Supported Models¶

Official Models (ESP-AVES2)¶

The ESP-AVES2 model collection is available on HuggingFace: EarthSpeciesProject/esp-aves2

Available Models¶

Model Name	Architecture	Training Data	HuggingFace
`esp_aves2_sl_beats_all`	BEATs	All (AudioSet + Bio)	Link
`esp_aves2_sl_beats_bio`	BEATs	Bioacoustics	Link
`esp_aves2_naturelm_audio_v1_beats`	BEATs + NatureLM	All	Link
`esp_aves2_eat_all`	EAT	All (AudioSet + Bio)	Link
`esp_aves2_eat_bio`	EAT	Bioacoustics	Link
`esp_aves2_sl_eat_all_ssl_all`	EAT (SSL)	All	Link
`esp_aves2_sl_eat_bio_ssl_all`	EAT (SSL)	Bioacoustics	Link
`esp_aves2_effnetb0_all`	EfficientNet-B0	All (AudioSet + Bio)	Link
`esp_aves2_effnetb0_bio`	EfficientNet-B0	Bioacoustics	Link
`esp_aves2_effnetb0_audioset`	EfficientNet-B0	AudioSet	Link

Supported Architectures¶

BEATs: Bidirectional Encoder representation from Audio Transformers
EAT: Efficient Audio Transformer models
EfficientNet: EfficientNet-based models adapted for audio classification
AVES: AVES model for bioacoustics
BirdMAE: BirdMAE masked autoencoder for bioacoustic representation learning

Labels vs Features Only¶

Capability	Description
Classification with labels	Model has a trained classifier head and a class mapping (e.g. `label_map.json`). Use `load_model("model_name", device="cpu")` to get logits and use `model.label_mapping` for human-readable class names.
Features / embeddings only	Any model can be loaded for embedding extraction by passing `return_features_only=True`. The model then returns feature tensors instead of classification logits.

How to see which models offer what

At runtime: Call list_models() — the printed table has a “Trained Classifier” column (✅ = has checkpoint + class mapping, ❌ = backbone/features only).
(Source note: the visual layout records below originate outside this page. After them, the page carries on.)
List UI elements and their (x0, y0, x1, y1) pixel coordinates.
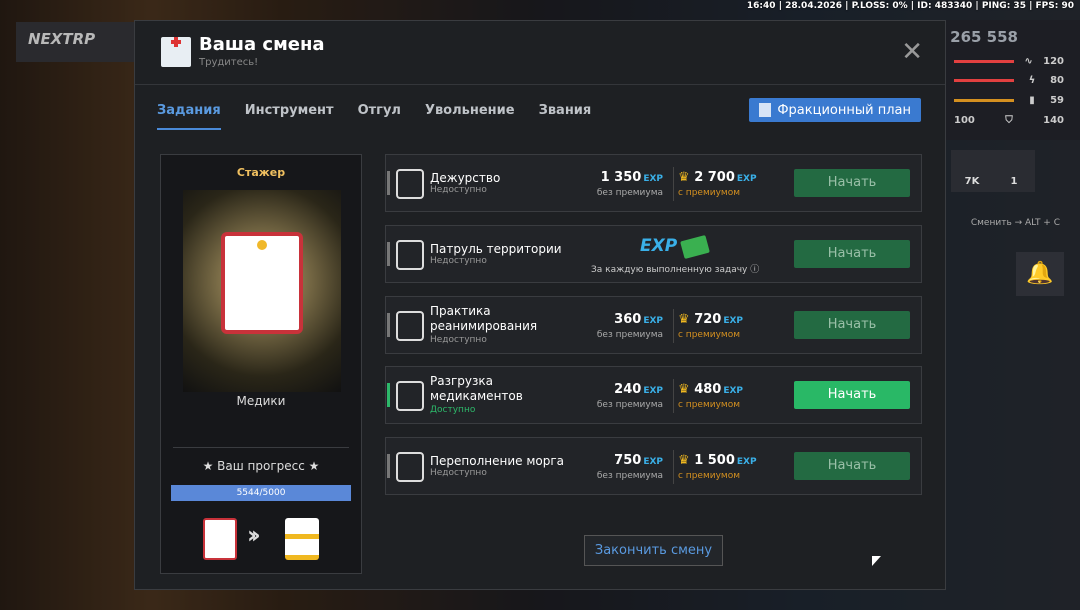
health-stat: ∿ 120 (954, 56, 1064, 67)
tab-ranks[interactable]: Звания (539, 103, 592, 130)
task-status: Недоступно (430, 256, 487, 266)
task-morgue: Переполнение морга Недоступно 750 EXP без… (385, 437, 922, 495)
task-indicator (387, 171, 390, 195)
next-rank-icon (285, 518, 319, 560)
signal-stat: ▮ 59 (954, 95, 1064, 106)
task-name: Патруль территории (430, 242, 562, 256)
tab-tasks[interactable]: Задания (157, 103, 221, 130)
task-duty: Дежурство Недоступно 1 350 EXP без премиу… (385, 154, 922, 212)
premium-label: с премиумом (678, 471, 740, 481)
medic-icon (396, 311, 424, 341)
task-exp-premium: ♛ 480 EXP (678, 382, 744, 397)
start-button[interactable]: Начать (794, 311, 910, 339)
task-indicator (387, 313, 390, 337)
modal-subtitle: Трудитесь! (199, 57, 259, 68)
faction-name: Медики (236, 394, 286, 408)
task-status: Недоступно (430, 468, 487, 478)
task-status: Недоступно (430, 185, 487, 195)
start-button[interactable]: Начать (794, 452, 910, 480)
crown-icon: ♛ (678, 170, 690, 185)
rank-tag-icon (221, 232, 303, 334)
divider (673, 450, 674, 484)
no-premium-label: без премиума (596, 400, 663, 410)
bell-icon[interactable]: 🔔 (1016, 252, 1064, 296)
divider (173, 447, 349, 448)
task-patrol: Патруль территории Недоступно EXP За каж… (385, 225, 922, 283)
task-exp-premium: ♛ 720 EXP (678, 312, 744, 327)
tab-bar: Задания Инструмент Отгул Увольнение Зван… (157, 103, 591, 130)
task-exp: 1 350 EXP (600, 170, 663, 185)
task-name: Переполнение морга (430, 454, 565, 468)
task-exp: 750 EXP (614, 453, 663, 468)
task-status: Недоступно (430, 335, 487, 345)
siren-icon (396, 240, 424, 270)
divider (673, 309, 674, 343)
premium-label: с премиумом (678, 330, 740, 340)
no-premium-label: без премиума (596, 330, 663, 340)
progress-bar: 5544/5000 (171, 485, 351, 501)
close-icon[interactable]: ✕ (901, 37, 923, 67)
tab-tools[interactable]: Инструмент (245, 103, 334, 130)
money-icon (680, 234, 710, 260)
ambulance-icon (396, 381, 424, 411)
start-button[interactable]: Начать (794, 169, 910, 197)
task-indicator (387, 242, 390, 266)
rank-title: Стажер (236, 166, 286, 179)
energy-stat: ϟ 80 (954, 75, 1064, 86)
card-slot: 1 (993, 150, 1035, 192)
crown-icon: ♛ (678, 382, 690, 397)
task-unloading: Разгрузка медикаментов Доступно 240 EXP б… (385, 366, 922, 424)
server-logo: NEXTRP (16, 22, 134, 62)
no-premium-label: без премиума (596, 188, 663, 198)
signal-icon: ▮ (1029, 95, 1035, 106)
task-indicator (387, 383, 390, 407)
crown-icon: ♛ (678, 312, 690, 327)
crown-icon: ♛ (678, 453, 690, 468)
task-indicator (387, 454, 390, 478)
premium-label: с премиумом (678, 188, 740, 198)
clipboard-icon (396, 169, 424, 199)
tab-dismissal[interactable]: Увольнение (425, 103, 515, 130)
armor-stat: 100 ⛉ 140 (954, 115, 1064, 126)
start-button[interactable]: Начать (794, 381, 910, 409)
pulse-icon: ∿ (1024, 56, 1033, 67)
exp-reward-icon: EXP (640, 236, 678, 256)
premium-label: с премиумом (678, 400, 740, 410)
start-button[interactable]: Начать (794, 240, 910, 268)
task-exp-premium: ♛ 2 700 EXP (678, 170, 757, 185)
rank-art (183, 190, 341, 392)
task-name: Дежурство (430, 171, 501, 185)
end-shift-button[interactable]: Закончить смену (584, 535, 723, 566)
task-exp: 360 EXP (614, 312, 663, 327)
chevrons-icon: ›› (247, 521, 261, 549)
progress-label: ★ Ваш прогресс ★ (202, 459, 320, 473)
no-premium-label: без премиума (596, 471, 663, 481)
per-task-label: За каждую выполненную задачу ⓘ (591, 265, 760, 275)
task-name: Практика реанимирования (430, 304, 538, 333)
hospital-icon (161, 37, 191, 67)
status-bar: 16:40 | 28.04.2026 | P.LOSS: 0% | ID: 48… (746, 1, 1074, 11)
rank-card: Стажер Медики ★ Ваш прогресс ★ 5544/5000… (160, 154, 362, 574)
current-rank-icon (203, 518, 237, 560)
cash-slot: 7K (951, 150, 993, 192)
modal-header: Ваша смена Трудитесь! ✕ (135, 21, 945, 85)
shift-modal: Ваша смена Трудитесь! ✕ Задания Инструме… (134, 20, 946, 590)
task-status: Доступно (430, 405, 476, 415)
divider (673, 167, 674, 201)
tab-leave[interactable]: Отгул (358, 103, 401, 130)
modal-title: Ваша смена (199, 34, 325, 55)
shield-icon: ⛉ (1005, 115, 1013, 126)
money-display: 265 558 (950, 28, 1018, 46)
morgue-icon (396, 452, 424, 482)
task-name: Разгрузка медикаментов (430, 374, 523, 403)
lightning-icon: ϟ (1028, 75, 1036, 86)
faction-plan-button[interactable]: Фракционный план (749, 98, 921, 122)
task-exp-premium: ♛ 1 500 EXP (678, 453, 757, 468)
calendar-icon (759, 103, 772, 117)
task-resuscitation: Практика реанимирования Недоступно 360 EX… (385, 296, 922, 354)
task-exp: 240 EXP (614, 382, 663, 397)
switch-hint: Сменить → ALT + C (970, 218, 1060, 228)
divider (673, 379, 674, 413)
mouse-cursor-icon (872, 556, 881, 566)
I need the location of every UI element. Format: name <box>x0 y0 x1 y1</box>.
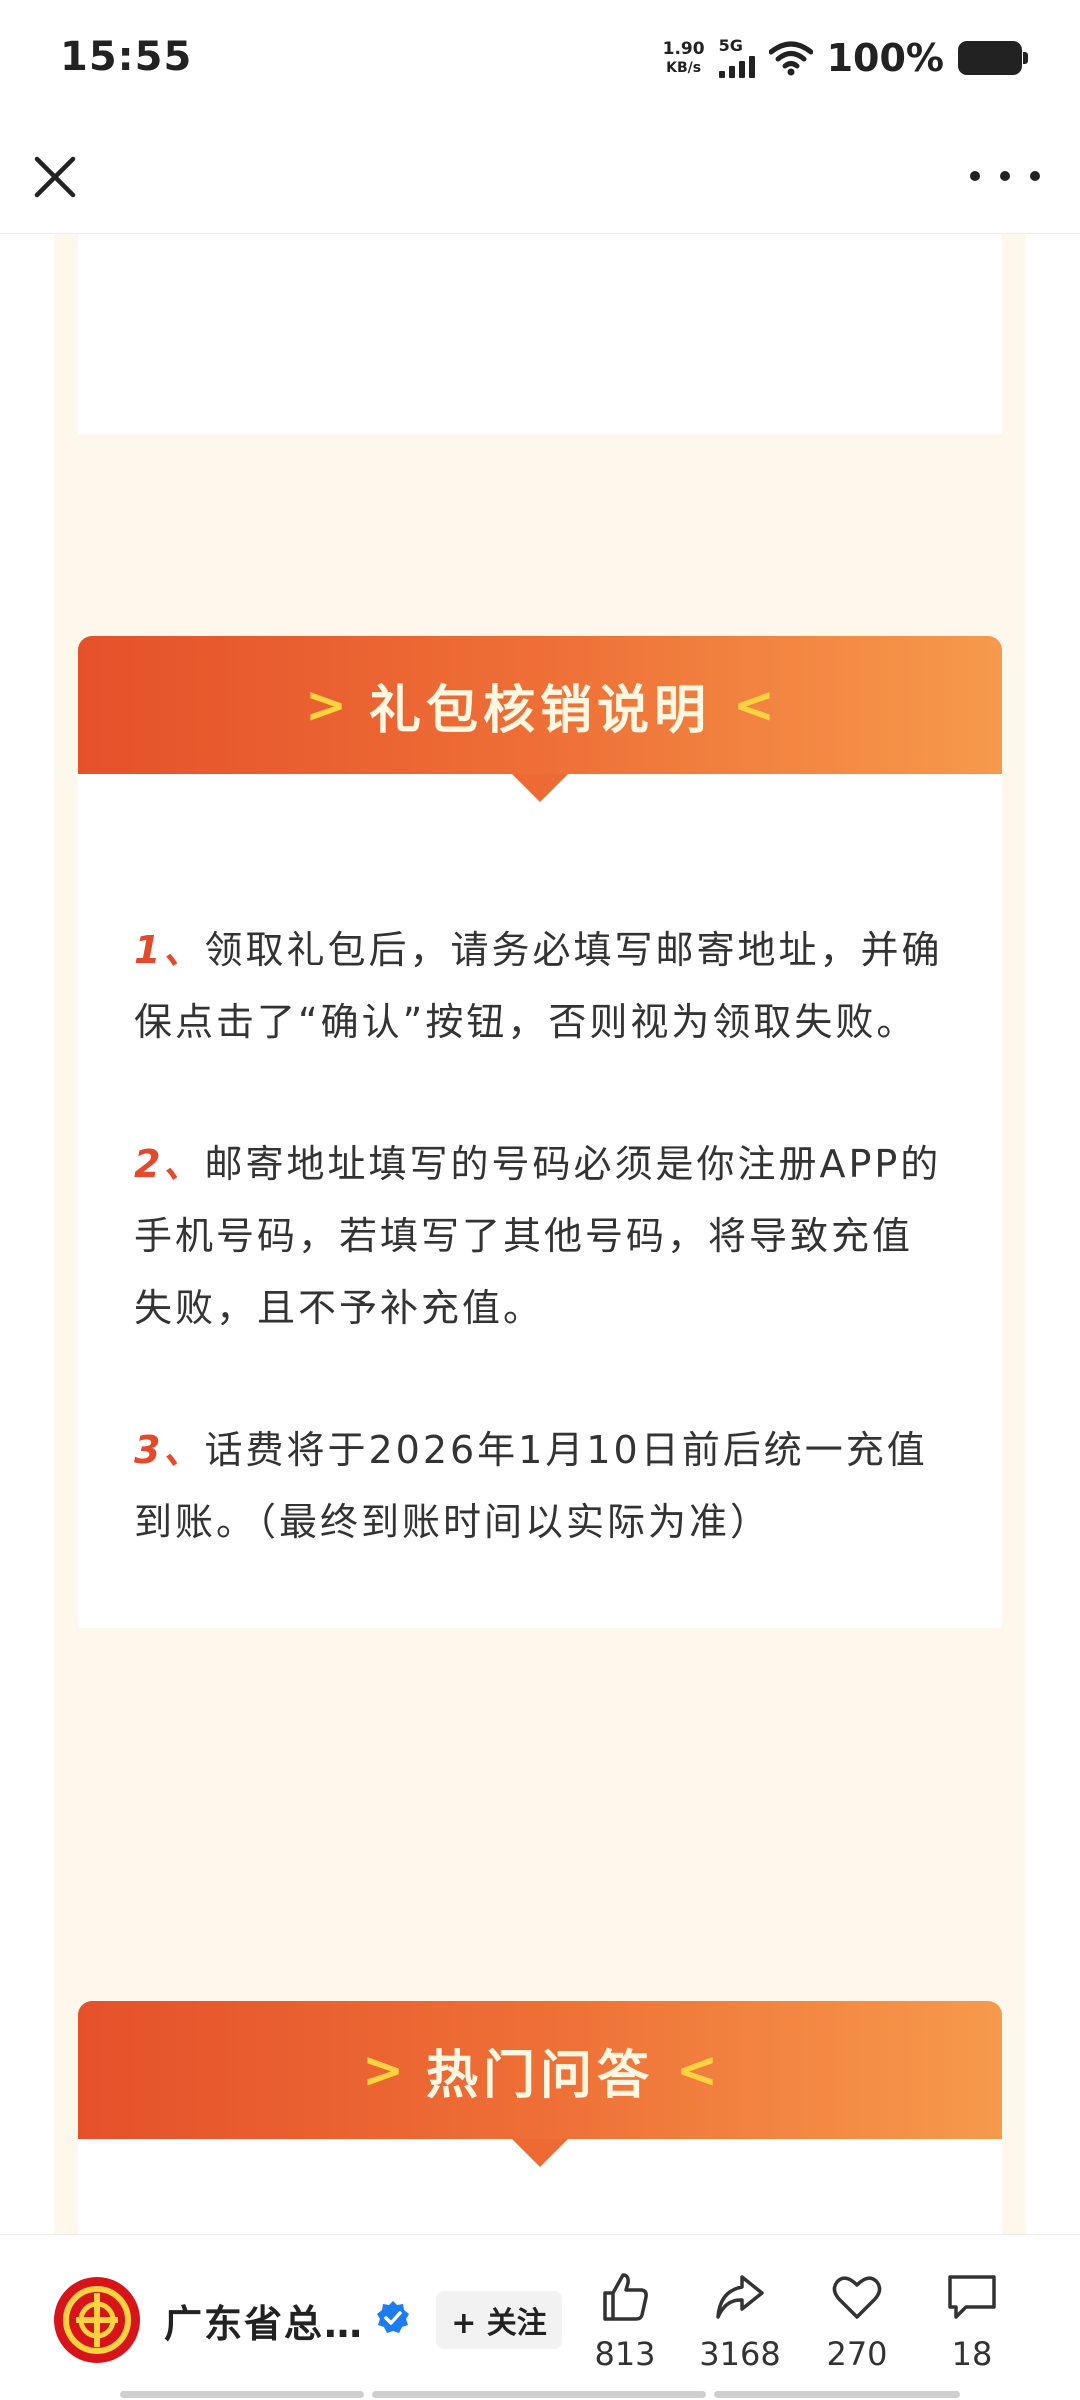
share-icon <box>716 2275 764 2319</box>
follow-button[interactable]: + 关注 <box>436 2291 562 2349</box>
rules-list: 1、领取礼包后，请务必填写邮寄地址，并确保点击了“确认”按钮，否则视为领取失败。… <box>78 774 1002 1628</box>
favorite-button[interactable]: 270 <box>802 2269 912 2373</box>
previous-card-bottom <box>78 234 1002 434</box>
network-speed: 1.90 KB/s <box>662 39 705 76</box>
nav-bar <box>0 120 1080 234</box>
section-title: 热门问答 <box>425 2045 654 2106</box>
section-title: 礼包核销说明 <box>368 680 711 741</box>
trade-union-logo-icon <box>56 2279 138 2361</box>
rule-item: 3、话费将于2026年1月10日前后统一充值到账。（最终到账时间以实际为准） <box>134 1428 928 1544</box>
like-button[interactable]: 813 <box>570 2269 680 2373</box>
share-count: 3168 <box>699 2335 781 2373</box>
like-count: 813 <box>594 2335 656 2373</box>
status-time: 15:55 <box>60 34 193 80</box>
share-button[interactable]: 3168 <box>685 2269 795 2373</box>
comment-count: 18 <box>951 2335 993 2373</box>
rule-number: 2 <box>134 1142 164 1186</box>
avatar[interactable] <box>54 2277 140 2363</box>
more-button[interactable] <box>970 156 1040 196</box>
heart-icon <box>832 2276 882 2319</box>
scroll-indicator <box>714 2391 960 2398</box>
article-content[interactable]: > 礼包核销说明 < 1、领取礼包后，请务必填写邮寄地址，并确保点击了“确认”按… <box>0 234 1080 2234</box>
rule-item: 1、领取礼包后，请务必填写邮寄地址，并确保点击了“确认”按钮，否则视为领取失败。 <box>134 928 943 1044</box>
rule-text: 话费将于2026年1月10日前后统一充值到账。（最终到账时间以实际为准） <box>134 1428 928 1544</box>
scroll-indicator <box>372 2391 706 2398</box>
rule-number: 3 <box>134 1428 164 1472</box>
thumbs-up-icon <box>603 2273 648 2321</box>
more-icon <box>970 171 980 181</box>
comment-icon <box>948 2275 996 2319</box>
status-bar: 15:55 1.90 KB/s 5G 100% <box>0 0 1080 120</box>
comment-button[interactable]: 18 <box>917 2269 1027 2373</box>
close-icon <box>34 156 76 198</box>
header-arrow-right: < <box>676 2041 718 2099</box>
redemption-rules-card: > 礼包核销说明 < 1、领取礼包后，请务必填写邮寄地址，并确保点击了“确认”按… <box>78 636 1002 1628</box>
hot-qa-header: > 热门问答 < <box>78 2001 1002 2167</box>
header-arrow-left: > <box>362 2041 404 2099</box>
redemption-rules-header: > 礼包核销说明 < <box>78 636 1002 802</box>
scroll-indicator <box>120 2391 364 2398</box>
rule-number: 1 <box>134 928 164 972</box>
wifi-icon <box>768 41 813 76</box>
hot-qa-card: > 热门问答 < <box>78 2001 1002 2234</box>
network-speed-unit: KB/s <box>666 60 702 76</box>
cellular-signal-icon: 5G <box>718 36 755 78</box>
close-button[interactable] <box>28 150 82 204</box>
rule-text: 邮寄地址填写的号码必须是你注册APP的手机号码，若填写了其他号码，将导致充值失败… <box>134 1142 942 1330</box>
account-name[interactable]: 广东省总… <box>164 2293 364 2348</box>
signal-type-label: 5G <box>718 36 743 55</box>
network-speed-value: 1.90 <box>662 39 705 59</box>
verified-badge-icon <box>377 2301 409 2333</box>
battery-icon <box>958 41 1028 75</box>
favorite-count: 270 <box>826 2335 888 2373</box>
status-icons: 1.90 KB/s 5G 100% <box>662 36 1028 80</box>
rule-item: 2、邮寄地址填写的号码必须是你注册APP的手机号码，若填写了其他号码，将导致充值… <box>134 1142 942 1330</box>
rule-text: 领取礼包后，请务必填写邮寄地址，并确保点击了“确认”按钮，否则视为领取失败。 <box>134 928 943 1044</box>
battery-level: 100% <box>826 36 944 80</box>
header-arrow-left: > <box>305 676 347 734</box>
bottom-action-bar: 广东省总… + 关注 813 3168 270 18 <box>0 2234 1080 2400</box>
header-arrow-right: < <box>733 676 775 734</box>
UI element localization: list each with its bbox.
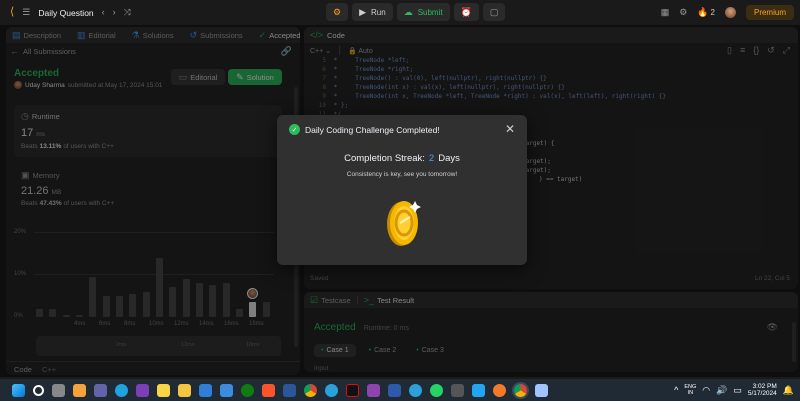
modal-message: Consistency is key, see you tomorrow! [346, 171, 458, 178]
edge-icon[interactable] [115, 383, 128, 397]
vscode-icon[interactable] [472, 383, 485, 397]
file-explorer-icon[interactable] [178, 383, 191, 397]
gold-coin-icon [387, 201, 421, 246]
problem-list-title[interactable]: Daily Question [38, 8, 93, 18]
word-icon[interactable] [283, 383, 296, 397]
premium-button[interactable]: Premium [745, 4, 794, 20]
bug-icon: ⚙ [333, 6, 342, 17]
chrome-active-icon[interactable] [514, 383, 527, 397]
task-view-icon[interactable] [52, 383, 65, 397]
store-icon[interactable] [220, 383, 233, 397]
sticky-notes-icon[interactable] [157, 383, 170, 397]
xbox-icon[interactable] [241, 383, 254, 397]
windows-taskbar: ^ ENG IN ◠ 🔊 ▭ 3:02 PM 5/17/2024 🔔 [0, 379, 800, 401]
teams-icon[interactable] [94, 383, 107, 397]
battery-icon[interactable]: ▭ [733, 385, 742, 395]
settings-gear-icon[interactable]: ⚙ [679, 7, 687, 17]
modal-title: Daily Coding Challenge Completed! [305, 124, 440, 135]
shuffle-icon[interactable]: ⤨ [124, 8, 131, 17]
user-avatar[interactable] [724, 6, 736, 18]
whatsapp-icon[interactable] [430, 383, 443, 397]
leetcode-logo-icon[interactable]: ⟨ [10, 7, 14, 18]
volume-icon[interactable]: 🔊 [716, 385, 727, 395]
widgets-icon[interactable] [73, 383, 86, 397]
alarm-button[interactable]: ⏰ [453, 3, 479, 21]
input-language[interactable]: ENG IN [684, 384, 696, 396]
tray-chevron-icon[interactable]: ^ [674, 385, 678, 395]
challenge-completed-modal: ✓ Daily Coding Challenge Completed! ✕ Co… [277, 115, 527, 265]
problem-list-icon[interactable]: ☰ [22, 8, 30, 17]
streak-counter[interactable]: 🔥 2 [697, 6, 715, 17]
photos-icon[interactable] [535, 383, 548, 397]
calculator-icon[interactable] [451, 383, 464, 397]
notification-icon[interactable]: 🔔 [783, 385, 794, 395]
brave-icon[interactable] [262, 383, 275, 397]
layout-icon[interactable]: ▦ [661, 7, 670, 17]
chrome-icon[interactable] [304, 383, 317, 397]
run-button[interactable]: ▶ Run [352, 3, 393, 21]
search-icon[interactable] [33, 384, 44, 396]
l-app-icon[interactable] [388, 383, 401, 397]
completion-streak: Completion Streak: 2 Days [344, 153, 460, 164]
mail-icon[interactable] [199, 383, 212, 397]
wifi-icon[interactable]: ◠ [702, 385, 710, 395]
telegram-2-icon[interactable] [409, 383, 422, 397]
note-icon: ▢ [489, 6, 499, 17]
notes-button[interactable]: ▢ [482, 3, 506, 21]
submit-button[interactable]: ☁ Submit [396, 3, 450, 21]
prev-problem-icon[interactable]: ‹ [102, 8, 105, 17]
play-icon: ▶ [359, 6, 366, 17]
fire-icon: 🔥 [697, 6, 709, 17]
next-problem-icon[interactable]: › [113, 8, 116, 17]
check-circle-icon: ✓ [289, 124, 300, 135]
netflix-icon[interactable] [346, 383, 359, 397]
onenote-2-icon[interactable] [367, 383, 380, 397]
streak-value: 2 [428, 153, 435, 164]
cloud-upload-icon: ☁ [403, 6, 413, 17]
top-bar: ⟨ ☰ Daily Question ‹ › ⤨ ⚙ ▶ Run ☁ Submit … [0, 0, 800, 25]
close-icon[interactable]: ✕ [505, 123, 515, 135]
onenote-icon[interactable] [136, 383, 149, 397]
windows-start-icon[interactable] [12, 383, 25, 397]
telegram-icon[interactable] [325, 383, 338, 397]
clock[interactable]: 3:02 PM 5/17/2024 [748, 383, 777, 397]
alarm-icon: ⏰ [460, 6, 472, 17]
blender-icon[interactable] [493, 383, 506, 397]
debug-button[interactable]: ⚙ [326, 3, 349, 21]
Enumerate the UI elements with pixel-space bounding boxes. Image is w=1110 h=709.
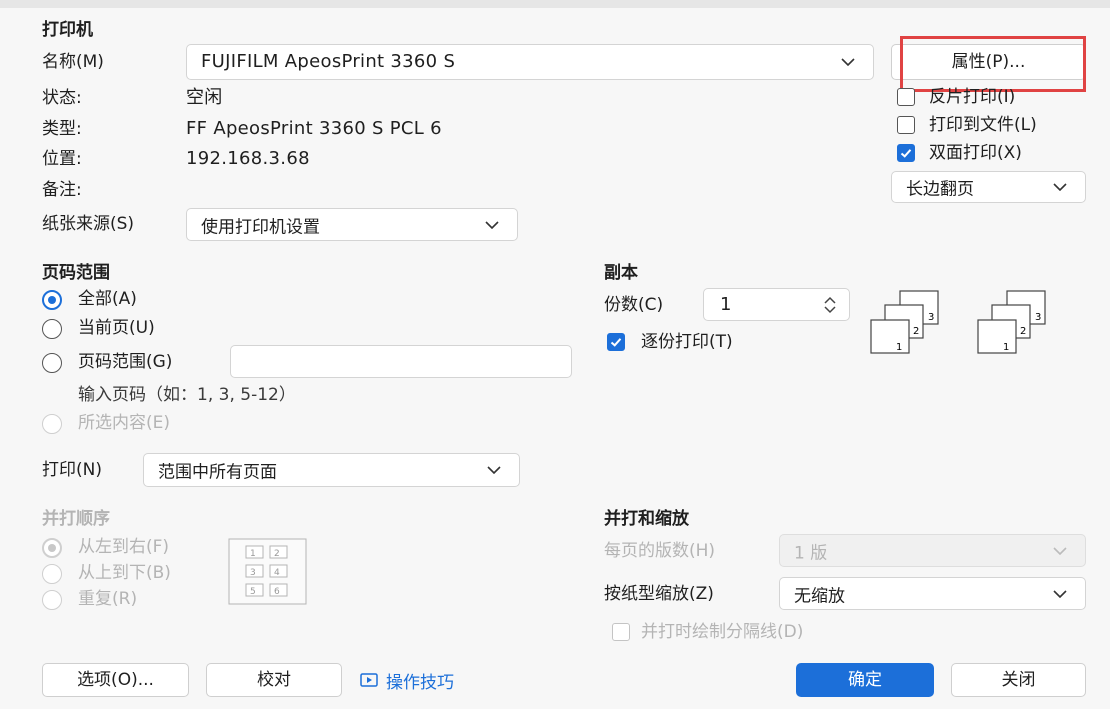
checkmark-icon xyxy=(900,149,912,158)
order-repeat-radio[interactable] xyxy=(42,590,62,610)
location-label: 位置: xyxy=(42,149,82,169)
status-label: 状态: xyxy=(42,88,82,108)
collate-stack-number: 3 xyxy=(1035,312,1041,323)
copies-count-spinner[interactable]: 1 xyxy=(703,288,850,321)
printer-name-select[interactable]: FUJIFILM ApeosPrint 3360 S xyxy=(186,44,874,80)
page-range-custom-label: 页码范围(G) xyxy=(78,352,173,372)
paper-source-label: 纸张来源(S) xyxy=(42,214,135,234)
chevron-down-icon xyxy=(1053,546,1067,555)
comment-label: 备注: xyxy=(42,180,82,200)
page-range-section-title: 页码范围 xyxy=(42,263,110,283)
collate-stack-number: 2 xyxy=(1020,326,1026,337)
ok-button[interactable]: 确定 xyxy=(796,663,934,697)
page-range-input[interactable] xyxy=(230,345,572,378)
print-to-file-checkbox[interactable] xyxy=(897,116,915,134)
collate-checkbox[interactable] xyxy=(607,333,625,351)
order-section-title: 并打顺序 xyxy=(42,509,110,529)
separator-lines-checkbox[interactable] xyxy=(612,623,630,641)
reverse-print-checkbox[interactable] xyxy=(897,88,915,106)
pages-per-sheet-value: 1 版 xyxy=(794,543,828,563)
spinner-arrows-icon[interactable] xyxy=(823,295,837,315)
checkmark-icon xyxy=(610,338,622,347)
tips-link-label: 操作技巧 xyxy=(386,672,454,693)
print-scope-label: 打印(N) xyxy=(42,460,102,480)
pages-per-sheet-select[interactable]: 1 版 xyxy=(779,534,1086,567)
duplex-mode-value: 长边翻页 xyxy=(906,179,974,200)
grid-number: 3 xyxy=(250,568,256,578)
chevron-down-icon xyxy=(841,58,855,66)
page-range-all-radio[interactable] xyxy=(42,290,62,310)
collate-stack-number: 1 xyxy=(1003,342,1009,353)
proof-button[interactable]: 校对 xyxy=(206,663,342,697)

The returned dict includes has_trained_classifier and num_classes per model.
Per model: Call describe_model("model_name", verbose=True) to see “Has Trained Classifier”, checkpoint path, class mapping path, and number of classes.

All official ESP-AVES2 models have both a checkpoint and a class mapping, so they support classification with labels. They also support embedding extraction with load_model(..., return_features_only=True).

Model Configuration¶

Models are configured using YAML files which contain the model specifications model_spec. The official config files are in the avex/api/configs/official_models/ directory. These files define the model architecture, audio preprocessing parameters, and optional checkpoint/label mapping paths.

Minimal Model Configuration:

# Example: my_model.yml - Minimal configuration for model loading
model_spec:
  name: efficientnet
  pretrained: false
  device: cuda
  audio_config:
    sample_rate: 16000
    representation: mel_spectrogram
    n_mels: 128
  efficientnet_variant: b0

Full Model Configuration (with checkpoint):

# Example: esp_aves2_effnetb0_all.yml - Complete configuration
# Optional: Default checkpoint path
checkpoint_path: hf://EarthSpeciesProject/esp-aves2-effnetb0-all/esp-aves2-effnetb0-all.safetensors

# Optional: Label mapping for human-readable predictions
class_mapping_path: hf://EarthSpeciesProject/esp-aves2-effnetb0-all/label_map.json

# Required: Model specification
model_spec:
  name: efficientnet
  pretrained: false
  device: cuda
  audio_config:
    sample_rate: 16000
    representation: mel_spectrogram
    n_mels: 128
    target_length_seconds: 10
  efficientnet_variant: b0

These configurations can be loaded directly with load_model("path/to/config.yml"). See the Custom Model Registration section for usage examples.